Some of the heaters 9 were replaced by the corresponding setting of the pre-throttle element of the automatic system and by replacing the pilot burner nozzle, others by adjusting the built-in pressure regulator, the wall heaters 11 and the gas stoves 12 by installing pre-throttle elements in the gas taps for operation at the higher level Nominal pressure made suitable. In the once-through water heater 10 alone, a device pressure regulator 8 had to be installed.

To install this gas supply system would have a lead mass according to the conventional method of 93 kg must be installed, whereas the Line mass, in the method according to the invention  was used was only 30 kg. That means one Metal savings of 68%. With the consumption lines the material saving was even more, even 75%. The installation work was productive, the measure of Destruction insignificant and the pipe network appealing.

The pressure values effectively measured at the same time as the maximum load were recorded in FIG. 2. The figure shows that the pressure at every measuring point remained within the pressure range of -10 to + 15%, which still guarantees normal operating conditions.

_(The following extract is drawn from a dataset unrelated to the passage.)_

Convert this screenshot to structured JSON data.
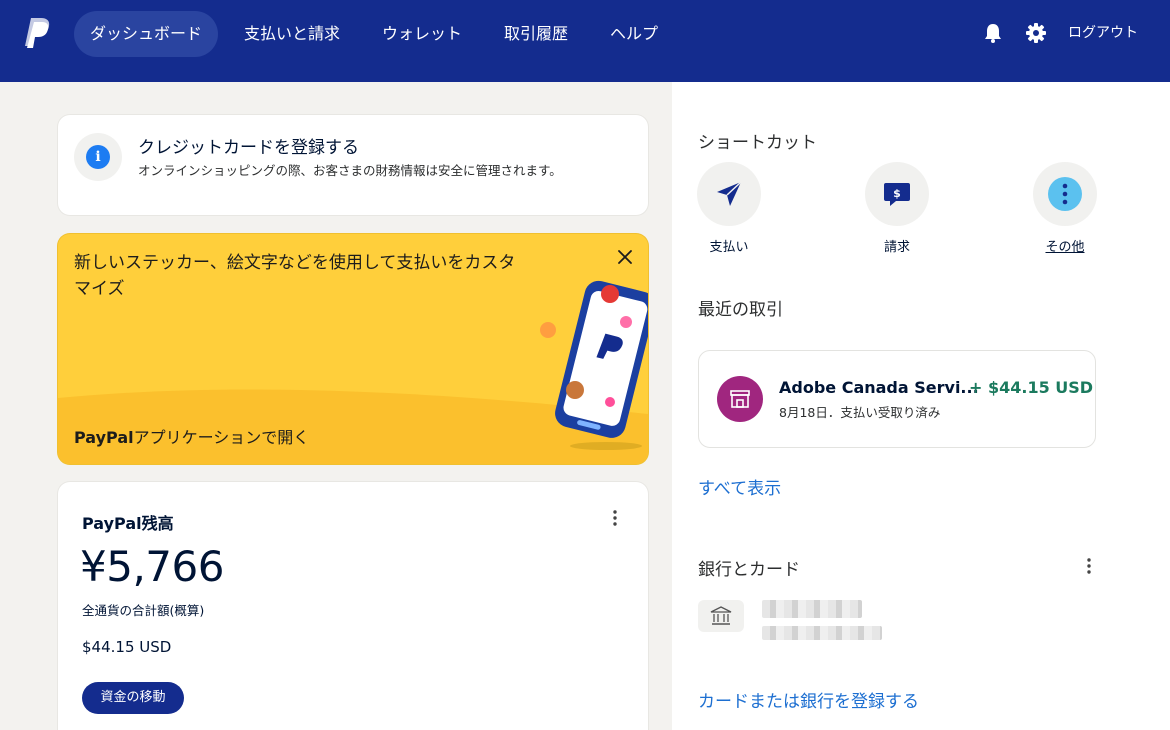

The advantages of the method according to the invention are even more evident in log houses and in Buildings made by tunnel switching technology were. Here the strength of the walls is very high high, it can even have a compressive strength of 240-400 kp / cm² reach, but at the same time the walls are quite thin. This makes it difficult to manufacture Wall breakthroughs, but favors the use of Impact drills after the wall breakthroughs relatively small holes can be replaced, and these holes with the tools mentioned very much can be easily manufactured. In such buildings can therefore the time required for the gas installation work be reduced significantly. This procedure is however also with the subsequent gas supply of old buildings of great advantage since the installation can be done without great destruction.

Further advantages of the method according to the invention  are the following.

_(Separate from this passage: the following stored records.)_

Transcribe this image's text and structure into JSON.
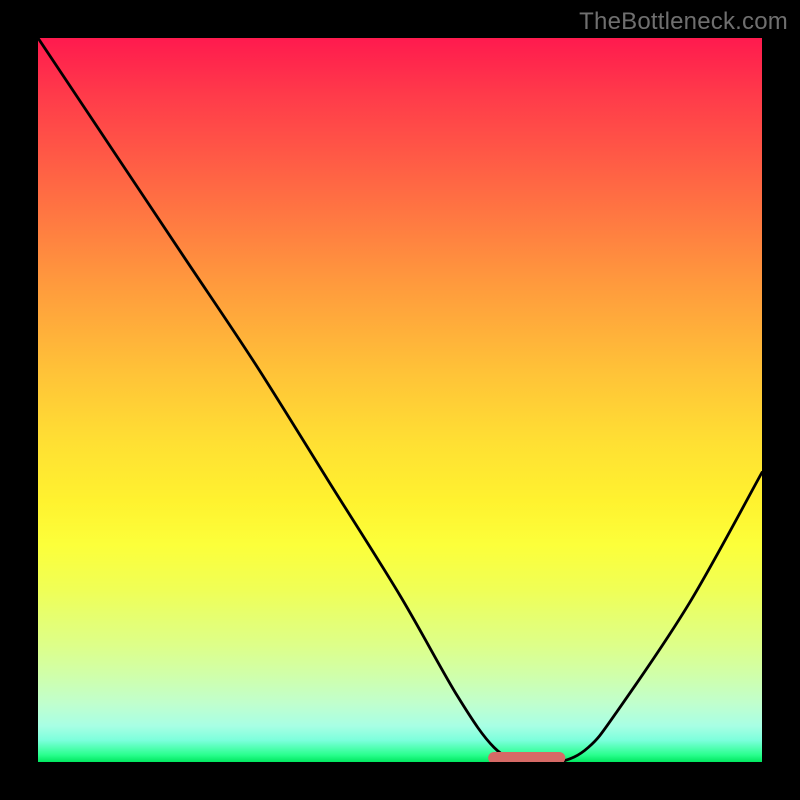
{
  "watermark": "TheBottleneck.com",
  "chart_data": {
    "type": "line",
    "title": "",
    "xlabel": "",
    "ylabel": "",
    "xlim": [
      0,
      100
    ],
    "ylim": [
      0,
      100
    ],
    "series": [
      {
        "name": "bottleneck-curve",
        "x": [
          0,
          10,
          20,
          30,
          40,
          50,
          58,
          63,
          67,
          72,
          76,
          80,
          90,
          100
        ],
        "y": [
          100,
          85,
          70,
          55,
          39,
          23,
          9,
          2,
          0,
          0,
          2,
          7,
          22,
          40
        ]
      }
    ],
    "highlight": {
      "name": "minimum-plateau",
      "x": [
        63,
        67,
        72
      ],
      "y": [
        0,
        0,
        0
      ],
      "color": "#d66a66"
    },
    "background_gradient": {
      "stops": [
        {
          "pos": 0,
          "color": "#ff1a4e"
        },
        {
          "pos": 50,
          "color": "#ffd335"
        },
        {
          "pos": 80,
          "color": "#f4ff55"
        },
        {
          "pos": 100,
          "color": "#00e860"
        }
      ]
    }
  }
}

There are only slight pressure fluctuations with the gas meter on. That's a reliable measurement simply calibrated for the given pressure Gas meter or with the help of a constant correction factor possible.

The conversion of the currently manufactured Gas appliances on the larger port pressure is relative easy. The load must be exchanged per burner the nozzle or by installation or by adjustment of pre-throttle elements can only be set a device pressure regulator must be installed for older device types will.

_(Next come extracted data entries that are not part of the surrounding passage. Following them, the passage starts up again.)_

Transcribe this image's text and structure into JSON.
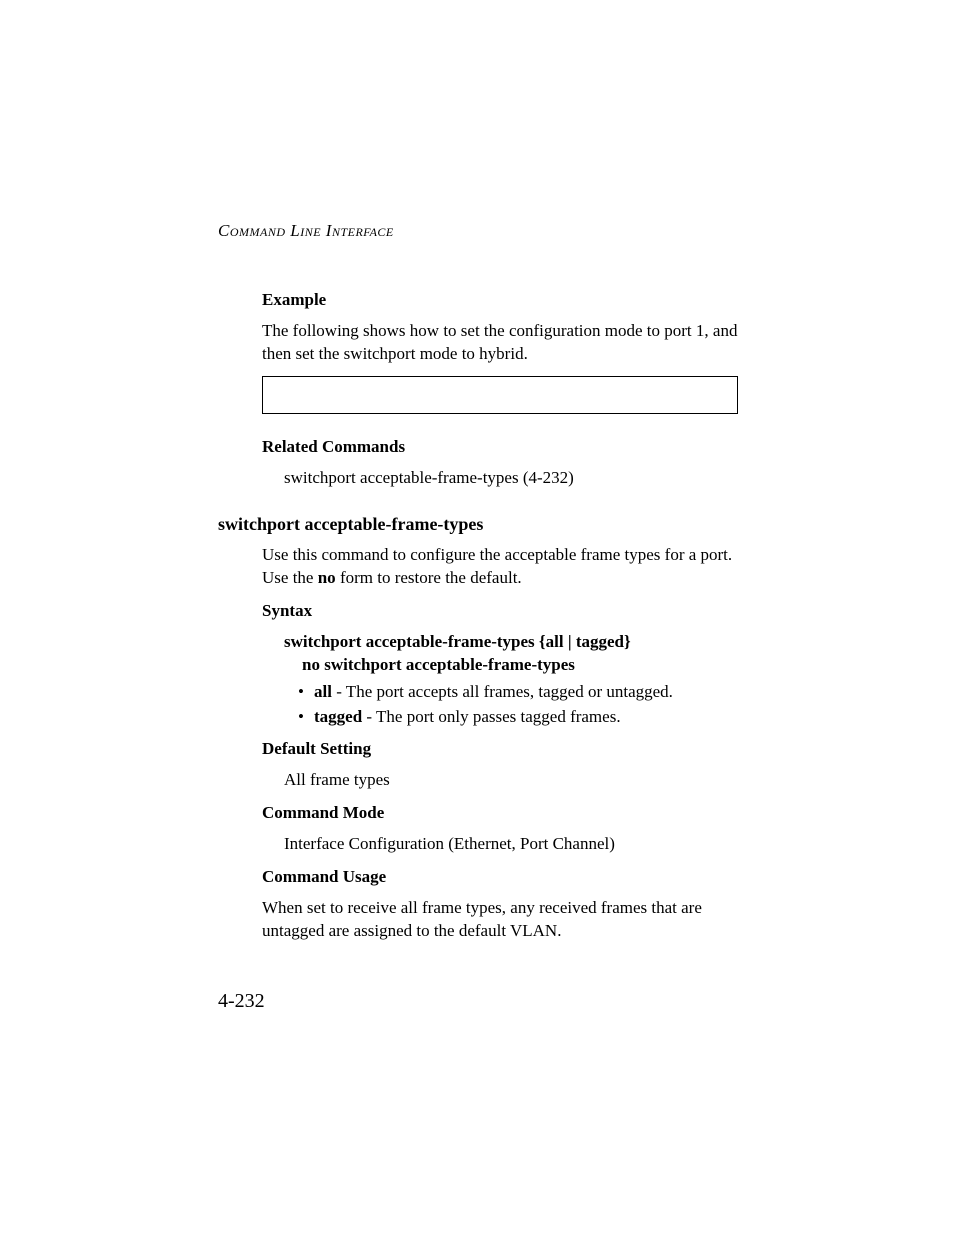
{
  "running_head": "Command Line Interface",
  "page_number": "4-232",
  "s1": {
    "h_example": "Example",
    "p_example": "The following shows how to set the configuration mode to port 1, and then set the switchport mode to hybrid.",
    "h_related": "Related Commands",
    "p_related": "switchport acceptable-frame-types (4-232)"
  },
  "s2": {
    "h_cmd": "switchport acceptable-frame-types",
    "p_intro_a": "Use this command to configure the acceptable frame types for a port. Use the ",
    "p_intro_no": "no",
    "p_intro_b": " form to restore the default.",
    "h_syntax": "Syntax",
    "syntax_line1": "switchport acceptable-frame-types {all | tagged}",
    "syntax_line2": "no switchport acceptable-frame-types",
    "bullets": [
      {
        "kw": "all",
        "desc": " - The port accepts all frames, tagged or untagged."
      },
      {
        "kw": "tagged",
        "desc": " - The port only passes tagged frames."
      }
    ],
    "h_default": "Default Setting",
    "p_default": "All frame types",
    "h_mode": "Command Mode",
    "p_mode": "Interface Configuration (Ethernet, Port Channel)",
    "h_usage": "Command Usage",
    "p_usage": "When set to receive all frame types, any received frames that are untagged are assigned to the default VLAN."
  }
}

Made possible for a new generation of gas appliances the connection pressure of 85 mbar good chances in improving device properties. At a larger connection pressure can namely the nominal size of the gas-carrying parts chosen smaller and a full one Primary air supply to the burner can be realized. Smaller fittings can save costs, enable the over-stoichiometric burner good efficiency in a wide load range and the flame burns out in one smaller volume, correspondingly smaller combustion chambers are necessary.

The pressure drop at the consumption line can by the method according to the invention at the time usual value from 0.5 mbar to 19 mbar, for example increase. This enables the use of pipes  with a maximum nominal width of 13 mm for the Consumption line and after it in the apartments the climatic conditions also allow the wall thickness of these lines can be significantly reduced, whereby the significant already mentioned several times Metal savings result.

Claims (1)

System for the gas supply of buildings from known system parts, such as connecting lines, shut-off valves, gas meters and consumption lines, in which the fuel gas leaves the last required pressure regulator (operating, house or meter pressure regulator) with a maximum operating pressure permitted in buildings, characterized in that the nominal heat load of the gas devices is set for a connection pressure that is 85 to 90% of the operating pressure and that the minimum connection pressure of the least favorably located gas device in the apartment while operating all gas devices is at least 73% of the operating pressure.